“Skate on gut feeling...and have fun with it”: An interview with Julien Cudot
The FISE World Series Roller World Cup this year was full of insane moves and daring feats, sending the crowds into a wild frenzy. One man who found himself doing this more than anyone was Julien Cudot - the 2017 champion. We caught up with the Flying Frenchman to find out how he got into Roller and the secrets behind his aggressive skating style.
When did you first get into Roller?
I was around 7 or 8 years old. I tried a lot of sports as a kid - football, judo, basketball, tennis, swimming, but never went further than the first lesson. Then I asked my parents if I could try skating.
My mom took me to Roller Park Avenue - the biggest skate park in Europe based in the suburbs of Paris. It was the worst day of my life – I kept falling over. I then asked my father one year later to bring me back there and I started to feel fine on my skates and haven’t stopped since.
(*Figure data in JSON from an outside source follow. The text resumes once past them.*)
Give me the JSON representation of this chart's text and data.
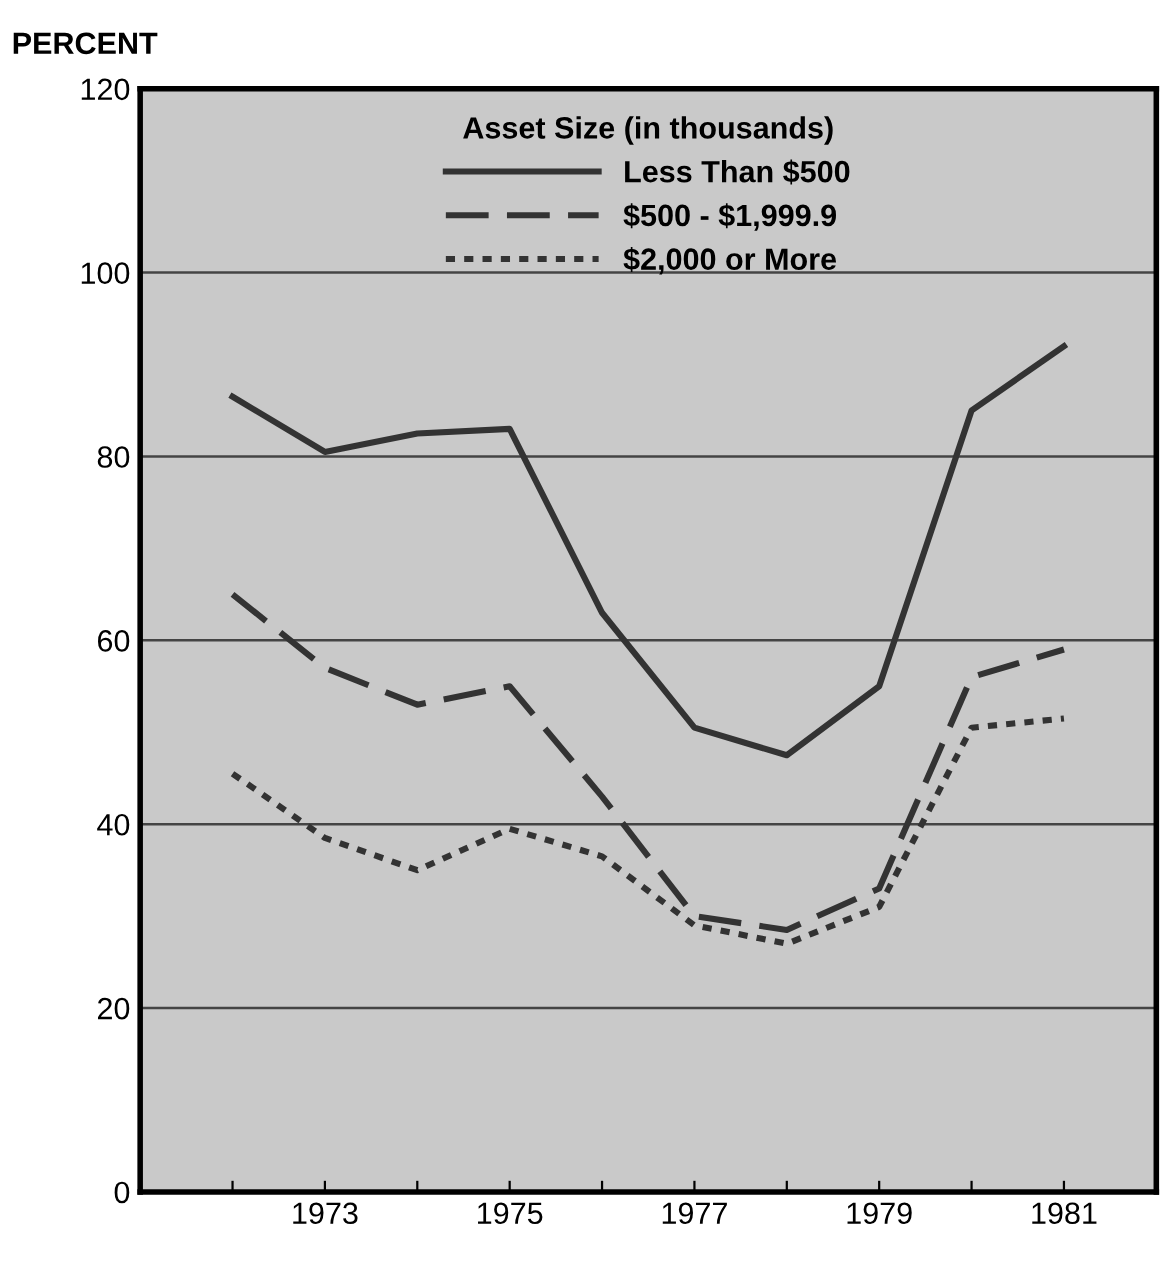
{
  "chart_data": {
    "type": "line",
    "ylabel": "PERCENT",
    "legend_title": "Asset Size (in thousands)",
    "x": [
      1972,
      1973,
      1974,
      1975,
      1976,
      1977,
      1978,
      1979,
      1980,
      1981
    ],
    "series": [
      {
        "name": "Less Than $500",
        "color": "#333333",
        "line_style": "solid",
        "values": [
          86.5,
          80.5,
          82.5,
          83,
          63,
          50.5,
          47.5,
          55,
          85,
          92
        ]
      },
      {
        "name": "$500 - $1,999.9",
        "color": "#333333",
        "line_style": "dashed",
        "values": [
          65,
          57,
          53,
          55,
          43,
          30,
          28.5,
          33,
          56,
          59
        ]
      },
      {
        "name": "$2,000 or More",
        "color": "#333333",
        "line_style": "dotted",
        "values": [
          45.5,
          38.5,
          35,
          39.5,
          36.5,
          29,
          27,
          31,
          50.5,
          51.5
        ]
      }
    ],
    "xlim": [
      1971,
      1982
    ],
    "xticks": [
      {
        "value": 1972,
        "label": null
      },
      1973,
      {
        "value": 1974,
        "label": null
      },
      1975,
      {
        "value": 1976,
        "label": null
      },
      1977,
      {
        "value": 1978,
        "label": null
      },
      1979,
      {
        "value": 1980,
        "label": null
      },
      1981
    ],
    "ylim": [
      0,
      120
    ],
    "yticks": [
      0,
      20,
      40,
      60,
      80,
      100,
      120
    ],
    "grid": "y",
    "legend": "top",
    "marker": "none"
  }
}
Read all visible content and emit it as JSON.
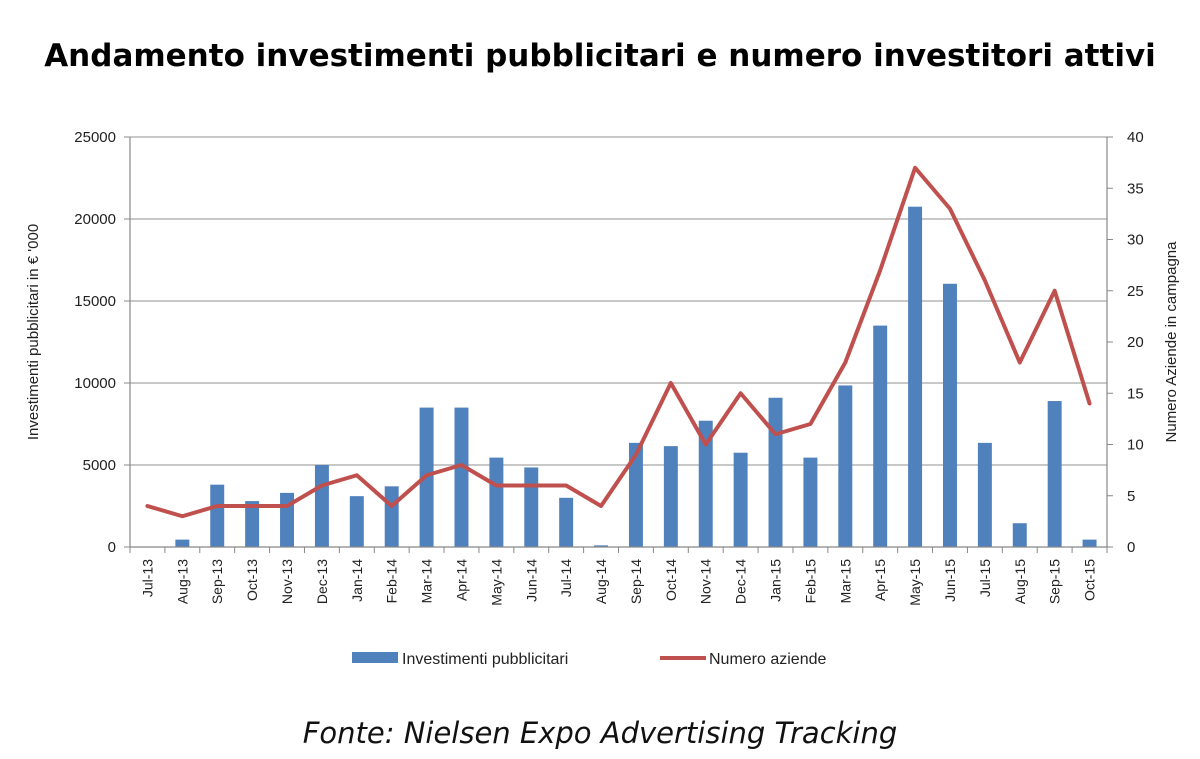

You are 2017 Roller Freestyle Park World Cup winner. What was the FISE World Series like for you this year?
It was sick. Since Roller was at three stops this year there is much more entertainment for everyone. But you need to be completely focused - you can’t miss a step if you want to get in the top 3. Some of my friends who are skaters came back to compete this year and tied with me (I’ll name Romain Godenaire). The courses were very different and bigger this yeah. I’m praying there will be more steps next year to take Roller to a whole new level.
Where is your favourite place to skate?
Roller Park Avenue still in my heart, as is “Les Boudins” in Bercy.
You have a very aggressive and daring skating style. How did this come about?
I think it’s because I learnt the basics in skate parks and on vert ramps. I also did trampolining and cliff diving whilst I was very young - so I was pretty comfortable in the air doing spins and flips. Plus, when my local skate park closed, I had to skate in other skate parks and on the street, taking on rails and ledges.
When I was small, I competed in competitions against big pros and some of my heroes, so I had to do obstacles, which were normal size for anyone, but big for me.
Having friends and spending time with people like Stephane Alfano make you realize that you can do a lot of things you only dared to think were possible, just because of the standards we set in our minds.
One of the highlights of this year’s series was your huge front clip onto the top of the drop-in ramp in Budapest. Talk us through what went through your head before you did the trick and afterwards.
I thought a lot about it! I joked to Romain [Godenaire] when we arrived on the course for the first day, “imagine doing a front flip up there.” For my 2nd run of the semi-final I did a 360 up there and I was sure it was possible to do a front-flip. My ankle still was not perfect and even though I was sure it was doable, it would be the first trick of my run and could have screwed up my whole run if I failed, but I really wanted to do it!
I started my run with a bomb (I had to make one of the judges move to do it) and afterwards I just thought “I landed it!” I dabbed and then dropped in to keep my run going. It was the best feeling run ever, and achieved against all expectations.
You have built a reputation for being a top park skater. Does your approach differ between skating in a park contest and skating in a street contest?
I didn’t enter many skate street contests – I think my approach is different because I learnt in skate park where it feels more natural to me. I still take time to do some street skating, but it depends on the kind of spot. I just enjoying shouting to my friends and other skaters like a good groupie.
What do you see in the future of Roller?
I think people outside rollerblading will pay more and more attention to aggressive inline because it’s getting more entertaining. Even if we are not the first extreme sport on the list, we’re on it and what we do is sick.
I hope for more competitions like FISE World Series so people can see this, whether it is at other festivals or shows.
I’d like it to be seen as a more professional sport with more involvement from sponsors and more coverage – I believe it will happen one day!
What advice would you give to aspiring roller athletes?
Just skate as much as you can - wherever you want, whenever you want. Let your skills come naturally. Skate on gut feeling - not your head or your heart, and have fun with it. If what you’re doing feels right – go with it.